Huiles essentielles, ces mystérieux métabolites secondaires !

16 janvier 2009
AUTEUR : abdesselam

En biologie végétale, les composés produits par les plantes sont subdivisés en deux groupes de molécules. Les . métabolites primaires et les métabolites secondaires.
Les molécules du premier groupe . (sucre, lipides, protéines, acides aminés) se trouvent dans toutes les cellules végétales, elles sont primaires par leur nécessité à la vie de la plante.

Par contre, les molécules du deuxième groupe n’ont qu’une répartition limitée dans la plante et ne font pas partie des matériaux de base de la cellule. Ces composés ne se trouvent normalement que dans des tissus ou organes particuliers à des stades précis du développement. Ils sont secondaires parce qu’ils ne semblent pas être essentiels à la croissance végétale mais leur action est déterminante pour l’adaptation de la plante au milieu naturel . .. .(agents protecteurs contre les stress physiques, défense contre les agressions extérieures, pigmentation de la plante pour capter l’énergie solaire ou à l’opposé protéger l’organisme contre les effets nocifs induits par les radiations solaire…)

Il existe trois classes principales de métabolites secondaires :

  • Les alcaloïdes comme la morphine, la caféine, la nicotine, la cocaïne, l’atropine
  • Les terpènes, c’est la plus grande catégorie de métabolites secondaires avec plus de 22 000 molécules. Elle contient . les hormones végétales, les pigments, les stérols, les hétérosides et une grande partie d’huiles essentielles.
  • Les substances phénoliques ‘Composés aromatiques’ comme les flavonoïdes, les tanins, la lignine, les coumarines.

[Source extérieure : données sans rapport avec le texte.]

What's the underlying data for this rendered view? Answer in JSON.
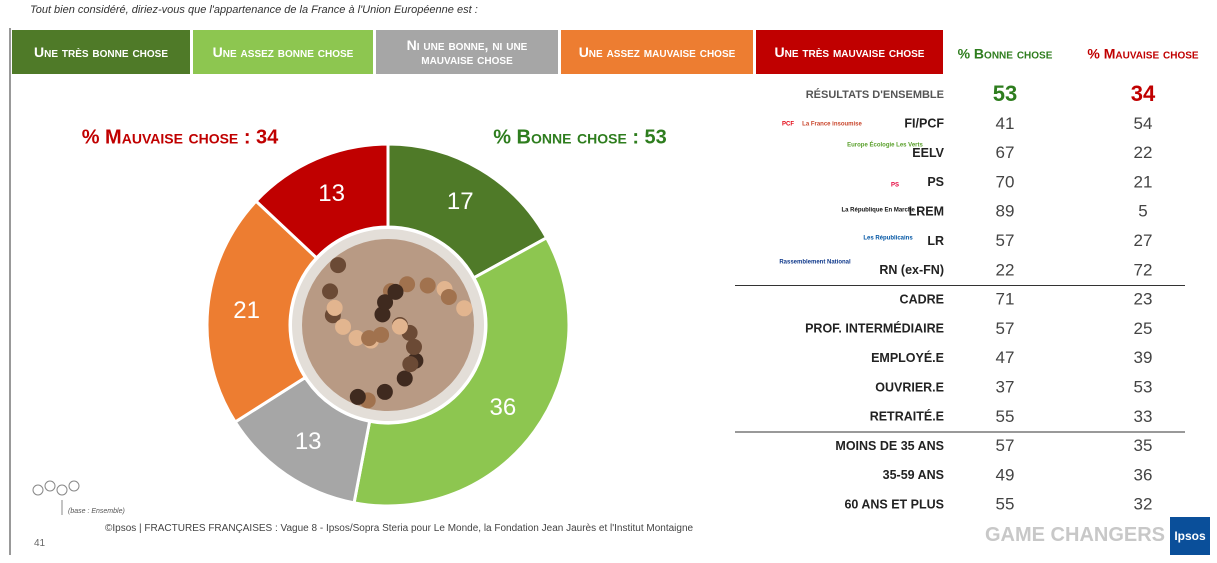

Les huiles essentielles et les essences sont donc des métabolites secondaires appartenant principalement à la classe des terpènes mais aussi à la classe des composés aromatiques. Actuellement, on connaît environ 3000 huiles essentielles dont environ 350 sont commercialement importantes et destinées principalement à l’industrie pharmaceutique, à l’aromathérapie, à la cosmétique et à la parfumerie.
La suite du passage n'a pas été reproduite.